Howard sat out against the Minnesota Timberwolves on Friday after aggravating his torn labrum against Phoenix Suns Wednesday. Howard returned to Los Angeles to undergo platelet-rich plasma therapy, but is expected to rejoin the team in Detroit, according to Dave McMenamin of ESPN Los Angeles.
But even though Howard is getting treatment, it’s unknown as to when he’ll be able to take the floor for the 21-26 Lakers.
“He said there was pain in there, so he’ll play when there’s no pain,” said head coach Mike D’Antoni via McMenamim’s report. “I don’t think they know only because you just don’t know when the pain goes away. Now, he said it felt a little bit like the first time (he hurt it), which leads to three games, but I don’t think he knows. I don’t think anybody knows.”
While Howard is out, Gasol—who had been coming off the bench—will be starting. Gasol played very well in 37 minutes for Los Angeles against Minnesota, scoring 22 points and grabbing 12 rebounds.
But don’t rule out Pau Gasol. Lakers GM Mitch Kupchak knows how to execute a big deal, and the season-ending back injury to Celtics rookie forward Jared Sullinger makes Boston even more active in trade talks.
While the Lakers may have burned some bridges with Gasol of the last few months, they have to take Howard’s health into consideration before pulling the trigger on any trade.
Should the Los Angeles Lakers trade Pau Gasol?

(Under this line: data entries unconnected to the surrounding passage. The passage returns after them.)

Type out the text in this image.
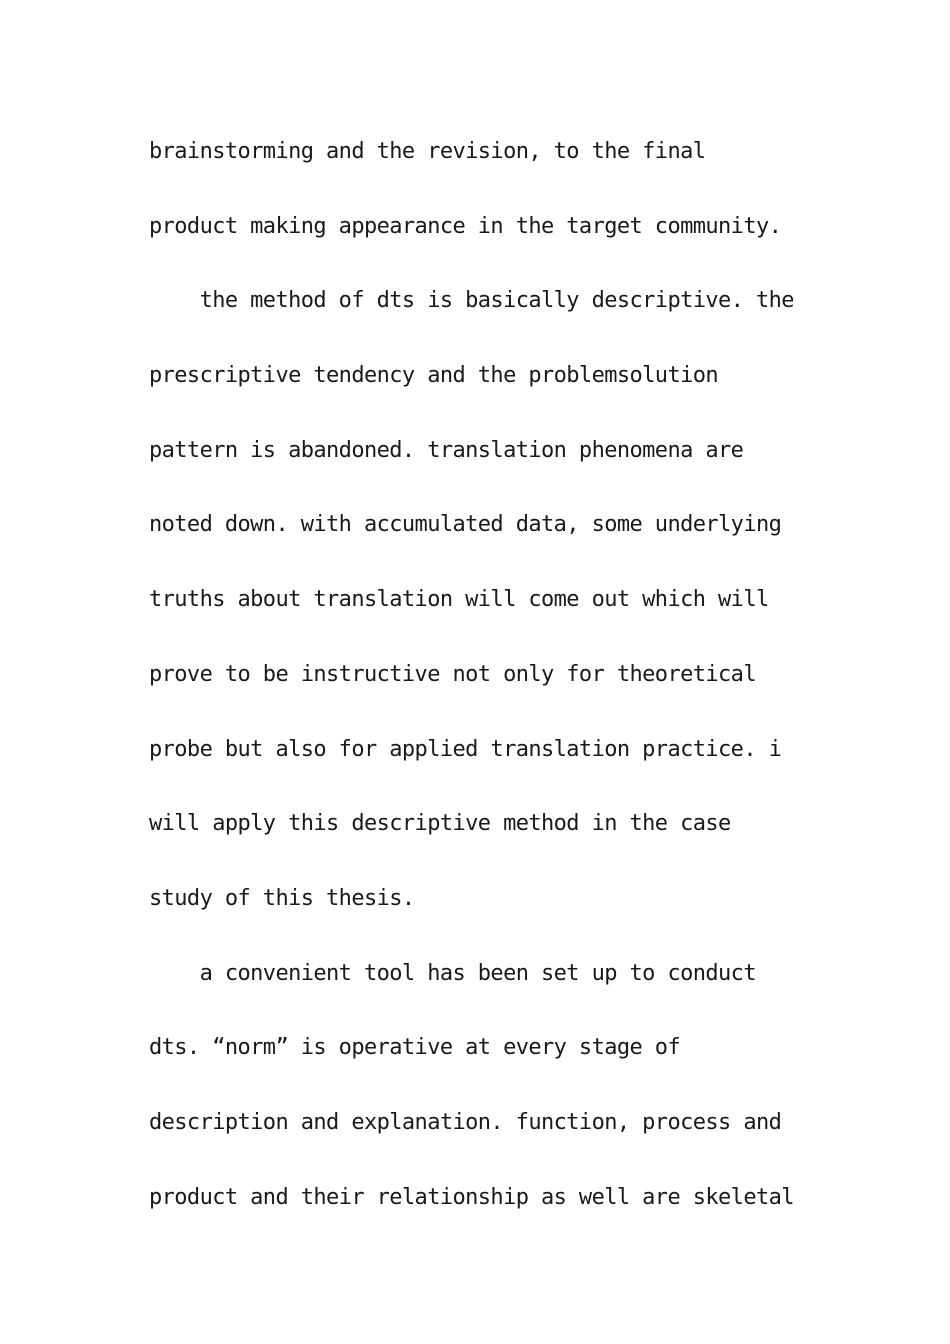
brainstorming and the revision, to the final
product making appearance in the target community.
the method of dts is basically descriptive. the
prescriptive tendency and the problemsolution
pattern is abandoned. translation phenomena are
noted down. with accumulated data, some underlying
truths about translation will come out which will
prove to be instructive not only for theoretical
probe but also for applied translation practice. i
will apply this descriptive method in the case
study of this thesis.
a convenient tool has been set up to conduct
dts. “norm” is operative at every stage of
description and explanation. function, process and
product and their relationship as well are skeletal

Even with Howard, Los Angeles does not have a lot of depth down low. Outside of Howard and Gasol, only Antawn Jamison and Robert Sacre to play on the low post. If Howard’s out for an extended period of time and the Lakers trade Gasol that leaves Jamison and Sacre as the somewhat likely starters—and that certainly won’t cut it.

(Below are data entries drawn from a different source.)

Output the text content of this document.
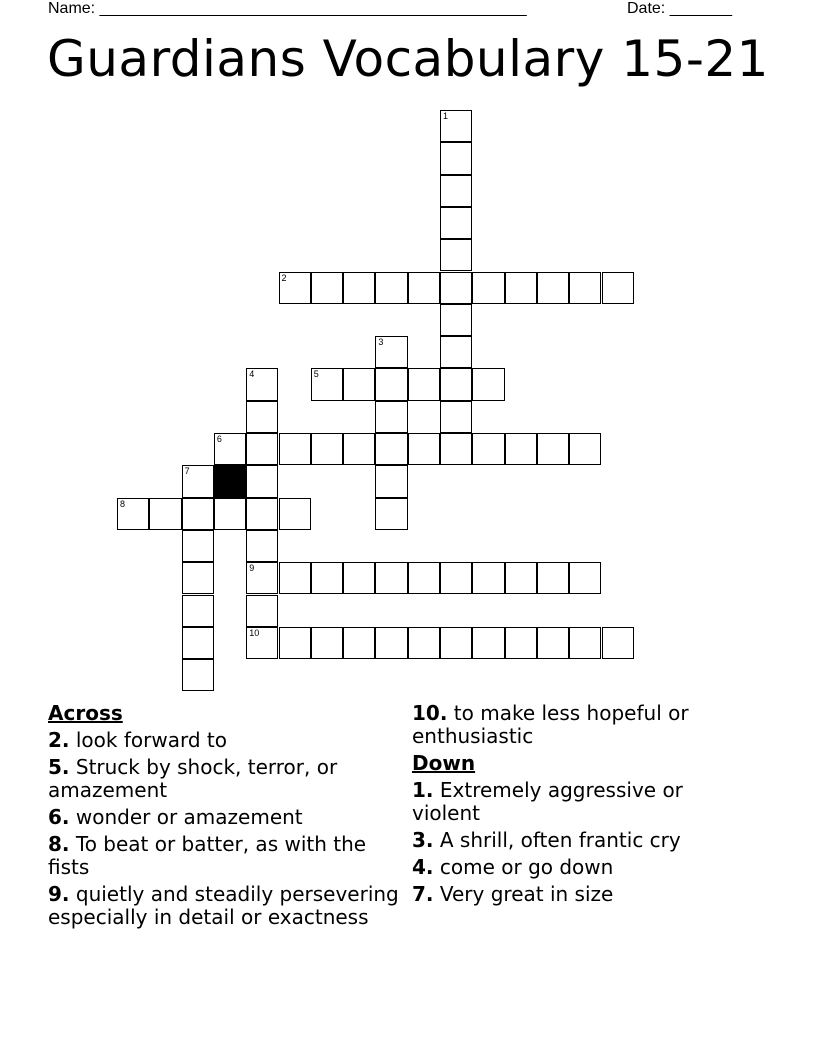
Name: ________________________________________________	Date: _______
Guardians Vocabulary 15-21
1
2
3
5
4
9
10
6
7
8
Across
2. look forward to
5. Struck by shock, terror, or amazement
6. wonder or amazement
8. To beat or batter, as with the fists
9. quietly and steadily persevering especially in detail or exactness
10. to make less hopeful or enthusiastic
Down
1. Extremely aggressive or violent
3. A shrill, often frantic cry
4. come or go down
7. Very great in size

The problem is the trade deadline is approaching and Los Angeles is going to have to make a decision that it won’t be that informed about. The Lakers can trade Gasol, thinking that Howard will be fine in a few days and that he’ll re-sign in the offseason. Los Angeles could also hang onto Gasol in case Howard isn’t fine and the Lakers decide to let him walk in free agency.
In all seriousness, how much better is a torn labrum going to get without having it surgically repaired? Having a procedure like that done would likely cost Howard a couple of months and certainly millions of dollars off his next contract.
With Howard’s health still in question—as it likely will be for the rest of the year—the Lakers can’t even ponder trading Gasol. He’s much too valuable for them to give up.